Picture 5I just saw this New York Times blog post, thanks to The Religious Studies Project’s post on its Facebook wall. The photographer, Jim Estrin, is quoted as follows:

“The challenge for me is capturing the essence of an invisible event”…

It’s sort of amazing how confident we are in our inferences, especially after David Hume made so evident, so long ago, that this thing we commonly call a cause is not an observable, empirical fact. I think of the now trendy work being done on so-called material or embodied religion — the plus of this approach, or so we’re told, is that it moves us away from studying ethereal belief and, instead, gets us into the nitty gritty of people’s actual lived experiences. But I don’t know anyone who studies beliefs or experiences; I know people who study texts and then infer intentions encoded in them, I know people who study behaviors and then infer beliefs that motivate them, and I know people who study symbols and then infer meanings that are attached to them, but I don’t know any way to study meaning, belief, or intention as its own thing, for it is always the result of an inference, a postulation, a hypothesis, of the observer’s own making. So everyone studies material things — how could it be any other way? Our eyes look, our ears hear, our noses smell, etc., etc. It’s just that we make different, sometimes competing, inferences based on it. And, sadly, we generally fail to take ownership of those inferences.

In fact, if you read the material religion scholars carefully, you’ll find that, despite how they portray their work as being new and improved, they do the same thing — just look for the word “express” in their work and you’ll quickly realize that they too presuppose the existence of disembodied motivations, variously called faith, belief, or experience, as the animating force that is thought somehow to be pushed outward from the private inside and thus onto the household curiosities on which they focus. Their only difference, it seems, is their social history-influenced focus on artifacts relevant to the middle and lower classes, making their critique of former scholarship not a critique of studying belief but, instead, a critique of studying more elite material culture. A valid point, I guess, but hardly a move that makes their method all that new.

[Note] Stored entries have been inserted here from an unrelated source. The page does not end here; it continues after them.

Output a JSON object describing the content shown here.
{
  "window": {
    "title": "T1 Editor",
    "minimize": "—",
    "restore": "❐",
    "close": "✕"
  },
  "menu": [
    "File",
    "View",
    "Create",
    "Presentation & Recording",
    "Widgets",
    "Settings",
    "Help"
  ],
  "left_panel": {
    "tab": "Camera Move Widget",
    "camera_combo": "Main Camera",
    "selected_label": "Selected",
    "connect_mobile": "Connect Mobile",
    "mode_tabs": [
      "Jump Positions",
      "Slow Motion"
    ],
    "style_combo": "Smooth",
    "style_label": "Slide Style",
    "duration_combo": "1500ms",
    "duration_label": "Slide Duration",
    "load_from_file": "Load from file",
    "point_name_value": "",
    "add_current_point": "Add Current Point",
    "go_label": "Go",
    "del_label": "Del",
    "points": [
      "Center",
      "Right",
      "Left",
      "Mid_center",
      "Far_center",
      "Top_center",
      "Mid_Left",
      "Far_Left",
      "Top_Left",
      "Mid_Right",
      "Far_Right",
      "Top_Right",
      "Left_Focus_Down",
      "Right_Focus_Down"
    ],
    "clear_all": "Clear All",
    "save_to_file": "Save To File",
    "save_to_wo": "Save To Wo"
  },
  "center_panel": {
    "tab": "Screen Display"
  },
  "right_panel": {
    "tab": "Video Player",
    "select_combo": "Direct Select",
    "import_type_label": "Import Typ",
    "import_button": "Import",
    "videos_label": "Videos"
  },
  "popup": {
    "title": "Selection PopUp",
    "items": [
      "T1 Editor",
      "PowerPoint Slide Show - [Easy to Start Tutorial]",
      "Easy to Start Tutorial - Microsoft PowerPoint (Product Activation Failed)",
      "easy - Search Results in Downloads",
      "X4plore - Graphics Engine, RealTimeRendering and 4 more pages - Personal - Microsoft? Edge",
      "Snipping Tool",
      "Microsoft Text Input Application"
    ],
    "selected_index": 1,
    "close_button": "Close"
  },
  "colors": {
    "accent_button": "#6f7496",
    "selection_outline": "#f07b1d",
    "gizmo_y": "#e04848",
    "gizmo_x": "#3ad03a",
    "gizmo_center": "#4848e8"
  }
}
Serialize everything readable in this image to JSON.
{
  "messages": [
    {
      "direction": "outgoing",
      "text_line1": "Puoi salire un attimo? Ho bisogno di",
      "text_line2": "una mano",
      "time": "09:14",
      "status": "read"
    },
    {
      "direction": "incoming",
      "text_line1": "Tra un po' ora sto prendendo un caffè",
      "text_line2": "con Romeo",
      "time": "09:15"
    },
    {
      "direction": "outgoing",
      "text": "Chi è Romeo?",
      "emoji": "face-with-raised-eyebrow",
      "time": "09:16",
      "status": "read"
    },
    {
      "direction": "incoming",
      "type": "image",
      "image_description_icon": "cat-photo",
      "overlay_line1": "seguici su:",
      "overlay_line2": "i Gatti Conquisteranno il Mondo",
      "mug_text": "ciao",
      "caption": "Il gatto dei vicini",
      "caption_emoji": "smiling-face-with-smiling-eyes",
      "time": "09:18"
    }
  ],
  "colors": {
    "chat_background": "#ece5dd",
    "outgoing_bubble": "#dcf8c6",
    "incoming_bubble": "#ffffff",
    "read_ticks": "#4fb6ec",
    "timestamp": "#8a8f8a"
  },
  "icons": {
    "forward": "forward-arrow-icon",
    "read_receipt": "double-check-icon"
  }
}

Which brings me all the way back to photographing spirituality; it’s a tricky business, as he says, but why? Because the subject is in your imagination (possibly in the imagination of the person being photographed too, who knows), and you’re looking for behaviors, settings, events that conform to your idea (notice the appearance of flowers among the photos? Of course) — and it’s not always easy getting the hectic world to fit that per-conceived notion. Its hard work.